You should still be researching specific jobs and careers that may be of interest to you after graduation, because the statistics above are very broad and don’t give a lot of information about the types of jobs these students end up with or the salary ranges.

But hopefully deconstructing these myths about university has been helpful for you to see how necessary it is to do your research!


  1. Statistics Canada Median Salary Info by field of study, bachelor’s degree.
  2. Statistics Canada 2016 Salary Info for particular careers.
  3. Statistics Canada 2016 employment rates.
  4. BC Student Outcomes Data.

15 thoughts on “Myths About University

  1. This is so so true! I always heard people saying you will never find anything in this field and always think about a job that can make you money, it’s the biggest myth!

    1. Yep! The career and salary are important considerations – but not the only ones. We have to work for a long time, so we should make sure we’re not gonna hate it!

  2. I think the only myth about university that I’ve heard of on your list is that you can’t make money from certain areas of study. Philosophy is one such subject that we’re often told has minimal job opportunities. But to be fair, the people that I’ve known who have studied it have said the same. I guess the issue is, too many qualified people for two few roles

    1. Yes – there is definitely a piece about that. It also depends on the types of jobs. Philosophy can be really helpful for folks going into law or policy or anything that involves crafting logical arguments, but those are also not directly related to Philosophy and require other skills as well. My advice is usually for students to do some of that beginning career research while they’re still at uni so they know what kinds of jobs and salaries they can expect when they graduate.

  3. This is such an important article! I’m going to be studying a humanities-based degree in September and so many people have expressed concerns over what this will do to my future earnings and job prospects, but I think the most important thing is doing what you love – there’s no point paying for something you won’t enjoy! Thank you so much for sharing.

    1. Exactly! You can also do some starting career research while you’re a student so that you’ll know the types of work you can do with that degree. Then, you’ll already know the types of jobs and salary you’ll be making when you grad. This would have made a huge differrence for me back when I did my undergrad.
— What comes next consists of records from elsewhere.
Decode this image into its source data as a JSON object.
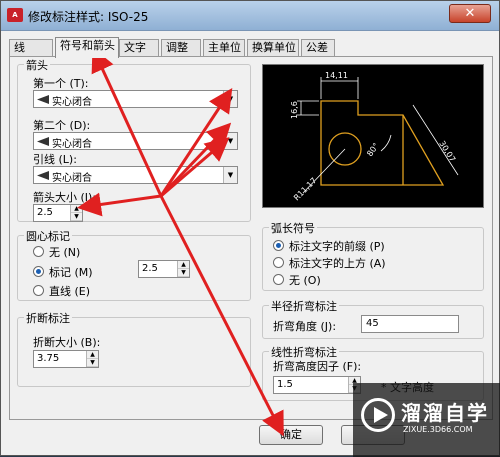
{
  "window": {
    "title": "修改标注样式: ISO-25",
    "close_label": "✕"
  },
  "tabs": [
    "线",
    "符号和箭头",
    "文字",
    "调整",
    "主单位",
    "换算单位",
    "公差"
  ],
  "arrowheads": {
    "title": "箭头",
    "first_label": "第一个 (T):",
    "first_value": "实心闭合",
    "second_label": "第二个 (D):",
    "second_value": "实心闭合",
    "leader_label": "引线 (L):",
    "leader_value": "实心闭合",
    "size_label": "箭头大小 (I):",
    "size_value": "2.5"
  },
  "center_marks": {
    "title": "圆心标记",
    "options": [
      "无 (N)",
      "标记 (M)",
      "直线 (E)"
    ],
    "selected": "标记 (M)",
    "value": "2.5"
  },
  "dim_break": {
    "title": "折断标注",
    "size_label": "折断大小 (B):",
    "size_value": "3.75"
  },
  "arc_length": {
    "title": "弧长符号",
    "options": [
      "标注文字的前缀 (P)",
      "标注文字的上方 (A)",
      "无 (O)"
    ],
    "selected": "标注文字的前缀 (P)"
  },
  "radius_jog": {
    "title": "半径折弯标注",
    "angle_label": "折弯角度 (J):",
    "angle_value": "45"
  },
  "linear_jog": {
    "title": "线性折弯标注",
    "height_label": "折弯高度因子 (F):",
    "height_value": "1.5",
    "unit_label": "* 文字高度"
  },
  "preview": {
    "dim_top": "14,11",
    "dim_left": "16,6",
    "dim_right": "30,07",
    "dim_angle": "80°",
    "dim_radius": "R11,17"
  },
  "buttons": {
    "ok": "确定",
    "cancel": ""
  },
  "watermark": {
    "title": "溜溜自学",
    "subtitle": "ZIXUE.3D66.COM"
  },
  "colors": {
    "annotation_arrow": "#e02020",
    "preview_geometry": "#e0a020",
    "preview_dim": "#ffffff"
  }
}
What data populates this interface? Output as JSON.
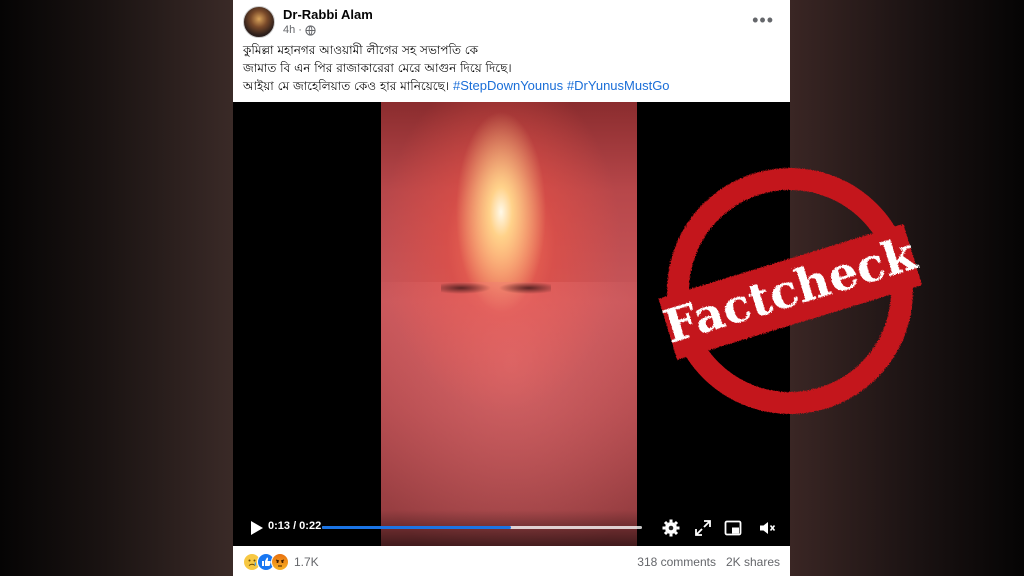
{
  "post": {
    "author": "Dr-Rabbi Alam",
    "time": "4h",
    "privacy_icon": "globe-icon",
    "more_icon": "more-horizontal-icon",
    "text_lines": [
      "কুমিল্লা মহানগর আওয়ামী লীগের সহ সভাপতি কে",
      "জামাত বি এন পির রাজাকারেরা মেরে আগুন দিয়ে দিছে।",
      "আইয়া মে জাহেলিয়াত কেও হার মানিয়েছে।"
    ],
    "hashtags": [
      "#StepDownYounus",
      "#DrYunusMustGo"
    ]
  },
  "video": {
    "current_time": "0:13",
    "duration": "0:22",
    "time_display": "0:13 / 0:22",
    "progress": 0.59,
    "buffered": 1.0,
    "icons": [
      "play-icon",
      "settings-icon",
      "fullscreen-icon",
      "picture-in-picture-icon",
      "volume-muted-icon"
    ]
  },
  "stamp": {
    "text": "Factcheck",
    "color": "#c4161c"
  },
  "footer": {
    "reaction_icons": [
      "sad-reaction-icon",
      "like-reaction-icon",
      "angry-reaction-icon"
    ],
    "reaction_count": "1.7K",
    "comments": "318 comments",
    "shares": "2K shares"
  },
  "colors": {
    "accent": "#1b74e4",
    "hashtag": "#1a6ed8",
    "text": "#050505",
    "secondary_text": "#65676b"
  }
}
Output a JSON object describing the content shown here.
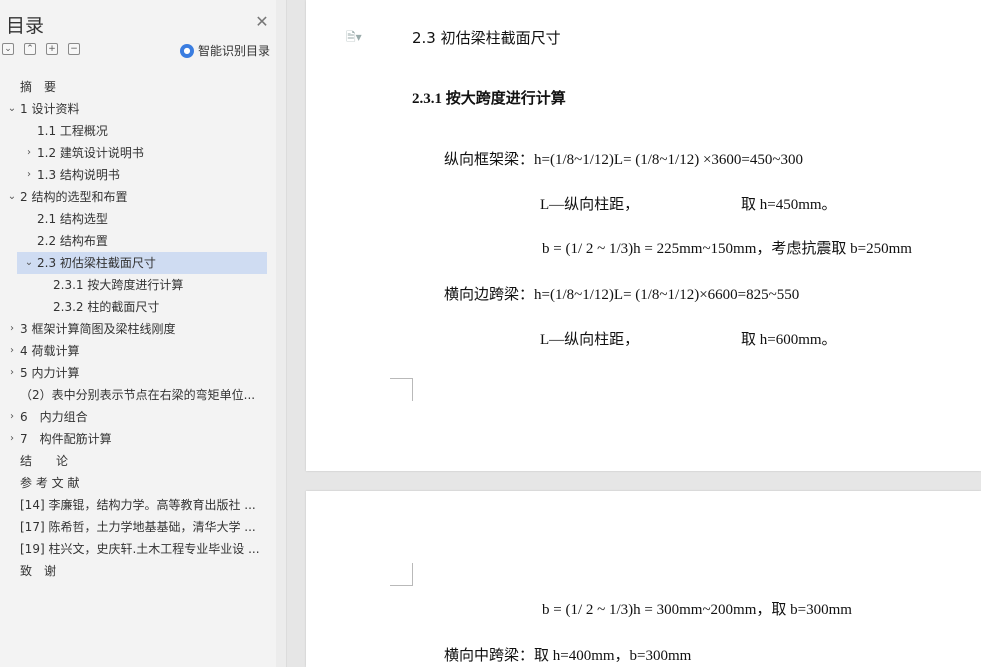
{
  "sidebar": {
    "title": "目录",
    "close_label": "✕",
    "tools": [
      "⌄",
      "⌃",
      "+",
      "−"
    ],
    "smart_toc_label": "智能识别目录",
    "items": [
      {
        "label": "摘　要",
        "level": 0,
        "caret": ""
      },
      {
        "label": "1 设计资料",
        "level": 0,
        "caret": "down"
      },
      {
        "label": "1.1 工程概况",
        "level": 1,
        "caret": ""
      },
      {
        "label": "1.2 建筑设计说明书",
        "level": 1,
        "caret": "right"
      },
      {
        "label": "1.3 结构说明书",
        "level": 1,
        "caret": "right"
      },
      {
        "label": "2 结构的选型和布置",
        "level": 0,
        "caret": "down"
      },
      {
        "label": "2.1 结构选型",
        "level": 1,
        "caret": ""
      },
      {
        "label": "2.2 结构布置",
        "level": 1,
        "caret": ""
      },
      {
        "label": "2.3 初估梁柱截面尺寸",
        "level": 1,
        "caret": "down",
        "active": true
      },
      {
        "label": "2.3.1 按大跨度进行计算",
        "level": 2,
        "caret": ""
      },
      {
        "label": "2.3.2 柱的截面尺寸",
        "level": 2,
        "caret": ""
      },
      {
        "label": "3 框架计算简图及梁柱线刚度",
        "level": 0,
        "caret": "right"
      },
      {
        "label": "4 荷载计算",
        "level": 0,
        "caret": "right"
      },
      {
        "label": "5 内力计算",
        "level": 0,
        "caret": "right"
      },
      {
        "label": "（2）表中分别表示节点在右梁的弯矩单位...",
        "level": 0,
        "caret": ""
      },
      {
        "label": "6　内力组合",
        "level": 0,
        "caret": "right"
      },
      {
        "label": "7　构件配筋计算",
        "level": 0,
        "caret": "right"
      },
      {
        "label": "结　　论",
        "level": 0,
        "caret": ""
      },
      {
        "label": "参 考 文 献",
        "level": 0,
        "caret": ""
      },
      {
        "label": "[14] 李廉锟，结构力学。高等教育出版社 ...",
        "level": 0,
        "caret": ""
      },
      {
        "label": "[17] 陈希哲，土力学地基基础，清华大学 ...",
        "level": 0,
        "caret": ""
      },
      {
        "label": "[19] 柱兴文，史庆轩.土木工程专业毕业设 ...",
        "level": 0,
        "caret": ""
      },
      {
        "label": "致　谢",
        "level": 0,
        "caret": ""
      }
    ]
  },
  "document": {
    "doc_icon": "🗎▾",
    "heading_23": "2.3  初估梁柱截面尺寸",
    "heading_231": "2.3.1  按大跨度进行计算",
    "line1": "纵向框架梁：h=(1/8~1/12)L= (1/8~1/12) ×3600=450~300",
    "line2": "L—纵向柱距，",
    "line2b": "取 h=450mm。",
    "line3": "b = (1/ 2 ~ 1/3)h = 225mm~150mm，考虑抗震取 b=250mm",
    "line4": "横向边跨梁：h=(1/8~1/12)L= (1/8~1/12)×6600=825~550",
    "line5": "L—纵向柱距，",
    "line5b": "取 h=600mm。",
    "line6": "b = (1/ 2 ~ 1/3)h = 300mm~200mm，取 b=300mm",
    "line7": "横向中跨梁：取 h=400mm，b=300mm"
  }
}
Good luck with your degree!!!

  4. Doing something you enjoy is most important for sure! I always find that the uni modules I enjoy the most are the ones I get the best grades in. Obviously money is super important, but you need to enjoy the course too x

    1. Exactly – the money is important, but not the only thing. And you are so RIGHT – the things that are actually interesting to us tend to be the ones we excel in. Thank you for sharing this!
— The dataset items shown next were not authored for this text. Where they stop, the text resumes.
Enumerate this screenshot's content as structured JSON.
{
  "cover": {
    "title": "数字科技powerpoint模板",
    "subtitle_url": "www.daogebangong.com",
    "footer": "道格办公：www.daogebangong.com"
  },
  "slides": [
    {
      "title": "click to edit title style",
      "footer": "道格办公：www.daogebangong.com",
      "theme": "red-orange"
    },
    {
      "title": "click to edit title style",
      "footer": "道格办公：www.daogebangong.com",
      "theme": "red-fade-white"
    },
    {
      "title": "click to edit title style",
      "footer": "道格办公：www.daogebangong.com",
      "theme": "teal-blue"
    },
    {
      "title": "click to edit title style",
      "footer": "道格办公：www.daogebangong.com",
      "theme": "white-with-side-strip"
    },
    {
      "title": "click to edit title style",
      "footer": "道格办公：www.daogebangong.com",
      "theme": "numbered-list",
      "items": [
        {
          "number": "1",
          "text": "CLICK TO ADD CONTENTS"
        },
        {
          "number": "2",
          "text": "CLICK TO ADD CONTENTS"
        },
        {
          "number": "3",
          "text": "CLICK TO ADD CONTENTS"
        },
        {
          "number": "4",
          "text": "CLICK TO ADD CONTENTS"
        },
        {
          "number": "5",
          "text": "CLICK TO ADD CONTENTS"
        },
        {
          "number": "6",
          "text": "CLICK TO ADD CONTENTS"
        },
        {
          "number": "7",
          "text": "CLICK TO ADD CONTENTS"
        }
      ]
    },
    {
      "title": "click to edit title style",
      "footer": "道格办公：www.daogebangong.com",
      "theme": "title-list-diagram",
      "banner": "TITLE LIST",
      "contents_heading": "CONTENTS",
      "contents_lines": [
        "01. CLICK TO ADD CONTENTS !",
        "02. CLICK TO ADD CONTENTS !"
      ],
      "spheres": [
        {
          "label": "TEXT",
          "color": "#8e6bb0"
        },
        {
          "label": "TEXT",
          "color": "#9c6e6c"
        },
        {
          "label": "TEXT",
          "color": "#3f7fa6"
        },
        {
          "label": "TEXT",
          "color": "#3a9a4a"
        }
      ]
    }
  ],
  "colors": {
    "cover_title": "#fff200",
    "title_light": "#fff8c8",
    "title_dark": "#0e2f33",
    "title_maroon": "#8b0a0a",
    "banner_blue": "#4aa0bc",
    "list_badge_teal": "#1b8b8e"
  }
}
  5. This was a really interesting read, and one in the eye for people who pour cold water on the non-vocational (ie not medical or science-related) degrees. Thank you for sharing this, very encouraging!

    1. Thank you for checking it out! I think there’s still value to studying things that are not directly related to particular careers, and I just think that students have to do a bit more research when making those choices. Thanks for stopping by!

  6. I loved reading all these myths about universities. Thanks so much for sharing all this info!

    1. Anytime! I think there are a lot of things we believe or say about unis that are not entirely true, and I just want to break down some of that.